庭とは①に続いて、庭の持つ時間スケールについて書いてみたいと思います。

庭は、多くの場合建物に付随しています。よって、建物の取り壊しがあれば取り壊されます。例えば戸建ての庭などは、建物が老朽化すると同時に無くなり、庭の寿命(タイムスケール)=建物の寿命となります。私の近所の宝塚の住宅街では、大邸宅の持主が高齢化してきたためか、家と同時に、庭の高木も低木も全て取り払われ、更地となっているのをよく見ます。その後、土地が分割されています。その後は、新しい小さな戸建てが建てられ、新しい植栽がされるケースが多々見られます。この場合、庭の寿命(時間スケール)は、建物の寿命と同じく、30年から50年といったところでしょう。庭に植えられている木は、柿の木など比較的老木になっているものから、カシノキやマツなど寿命の長い木まで様々。寿命に達してるか否かに関わらず、とにかく持ち主がいなくなれば、庭の樹木は一掃されるというケースが、多く感じます。(そして新築の庭に植えられるのは、なぜか半を押したようにシマトネリコ、マホニアコンフーサ、オタフクナンテン、がかなり多い。。。)

数十年より長い時間スケールの庭では、大学や公園といった場所があります。西宮・宝塚で代表的な大学と言えば、関西学院大学ですが、敷地面積も広く、かなり大きな多種多様な木が丁寧に管理・維持されており、近辺では蛍が見られるほどです。正確な木々の樹齢などは分かりませんが、街の生態系を守るレベルで成熟した自然と言っても過言ではなく、その役割はとても大きいです。

このように、庭と一言に言っても、街を構成するランドスケープとしての庭は、様々な時間規模のものがあります。
最も短い単位の庭は、鉢植えでしょうか。その次は、個人宅の庭、関学のような教育施設や公共施設の庭、神社・寺などの庭やご神木です。最も長い単位になると、これを庭というかはともかく、里山や森林などになるかもしれません。


時間スケールが短いほど、人間中心のデザインになり、時間スケールが長いほど、自然中心で人間が少し手助けするようなデザインになっていきます。

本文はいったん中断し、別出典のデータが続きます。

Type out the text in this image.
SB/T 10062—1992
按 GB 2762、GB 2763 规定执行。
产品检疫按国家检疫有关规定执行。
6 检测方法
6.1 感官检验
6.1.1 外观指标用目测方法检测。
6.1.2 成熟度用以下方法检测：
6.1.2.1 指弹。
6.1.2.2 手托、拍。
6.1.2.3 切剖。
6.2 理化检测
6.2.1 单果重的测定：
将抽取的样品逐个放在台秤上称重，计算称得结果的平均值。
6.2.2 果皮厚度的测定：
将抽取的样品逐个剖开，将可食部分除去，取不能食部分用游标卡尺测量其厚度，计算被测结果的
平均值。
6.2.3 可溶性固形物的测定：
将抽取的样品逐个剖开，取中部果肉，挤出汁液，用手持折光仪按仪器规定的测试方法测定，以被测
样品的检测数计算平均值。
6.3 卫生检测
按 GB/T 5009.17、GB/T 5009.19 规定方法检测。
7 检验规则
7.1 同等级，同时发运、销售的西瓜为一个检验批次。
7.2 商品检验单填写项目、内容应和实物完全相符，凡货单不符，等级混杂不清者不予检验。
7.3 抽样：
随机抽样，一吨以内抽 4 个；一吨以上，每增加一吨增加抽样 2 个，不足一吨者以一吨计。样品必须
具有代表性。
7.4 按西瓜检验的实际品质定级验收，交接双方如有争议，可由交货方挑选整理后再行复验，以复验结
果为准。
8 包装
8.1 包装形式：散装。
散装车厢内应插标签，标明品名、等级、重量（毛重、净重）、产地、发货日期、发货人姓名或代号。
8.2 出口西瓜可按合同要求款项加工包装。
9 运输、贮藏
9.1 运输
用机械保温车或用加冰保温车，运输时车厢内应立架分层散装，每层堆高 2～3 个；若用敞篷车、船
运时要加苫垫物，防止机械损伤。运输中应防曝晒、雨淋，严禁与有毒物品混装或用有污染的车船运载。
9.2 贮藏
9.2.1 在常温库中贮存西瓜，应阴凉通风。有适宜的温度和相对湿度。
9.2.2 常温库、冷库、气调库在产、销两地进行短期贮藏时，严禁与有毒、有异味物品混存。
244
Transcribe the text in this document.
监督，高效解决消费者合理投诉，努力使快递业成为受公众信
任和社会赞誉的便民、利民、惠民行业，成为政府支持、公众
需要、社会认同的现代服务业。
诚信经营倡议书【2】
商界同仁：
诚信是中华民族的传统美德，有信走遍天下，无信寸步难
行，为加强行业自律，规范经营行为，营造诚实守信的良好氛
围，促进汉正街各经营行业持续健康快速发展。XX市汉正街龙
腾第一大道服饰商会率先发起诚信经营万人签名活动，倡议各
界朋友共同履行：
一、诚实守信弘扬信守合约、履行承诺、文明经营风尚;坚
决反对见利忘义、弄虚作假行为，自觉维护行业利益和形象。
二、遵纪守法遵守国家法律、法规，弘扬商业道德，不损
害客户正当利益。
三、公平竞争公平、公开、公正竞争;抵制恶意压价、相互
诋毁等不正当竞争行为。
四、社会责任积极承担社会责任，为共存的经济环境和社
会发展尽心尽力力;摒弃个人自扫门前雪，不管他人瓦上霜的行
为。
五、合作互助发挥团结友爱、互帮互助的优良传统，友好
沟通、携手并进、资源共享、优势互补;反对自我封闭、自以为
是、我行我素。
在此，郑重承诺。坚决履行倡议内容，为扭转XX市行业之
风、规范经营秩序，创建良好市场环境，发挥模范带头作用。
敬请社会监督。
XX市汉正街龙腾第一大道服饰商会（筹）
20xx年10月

そして、時間スケールが長いほど、自然が成熟し、先程例に挙げた関学付近の蛍のように、街の中で生態系を守る役割をします。

そして、庭の時間スケールの長短で、その庭の植生群も変わってきます。例えば、寄植えには一年草が使われることが多いです。多年草や宿根草も、もちろん使われますが、花が終わったあとの地味な時期に他の場所で保存したり、株が大きくなったら植え替えたりといった工夫も必要となるため、一年草が寄せ植えには最も手軽かもしれません。もう少し時間スケールの長い個人の家の庭だとどうでしょう?一年草だけで取り回すと、季節ごとに花を変える必要があり大変です。やはり、多年草や、低木や中低木を組み合わせ、季節の移ろいを感じるパターンが多いでしょう。一方、最も時間スケールの長い神社などは、樹齢数百年といったスケールのマツなど、一般の家の土地では見られないような植栽群となります。

このように、ランドスケープには時間スケールがあり、それと共に植えられる植栽群にも特徴があることが分かります。

時間スケールが短いほど、【かわいい・軽やか】な雰囲気となり、時間スケールが長いほど、【厳か・重厚】な雰囲気となります。普段何気なく見ている景色、好きな庭、寄せ植えはどんなタイムスケールで今を生きていて、どのような印象を私達に与えているでしょうか?今向き合おうとしているランドスケープごとに、そのランドスケープはどのような時間スケールを持つものだろうか、と一考して植栽を考えてみるのもよいかもしれません。そして、時間の長短のミックス、例えば、大きなカツラの根本に映えた一輪のスミレなど、思わず見る人をハッとさせるランドスケープに挑戦も、おもしろいかもしれません。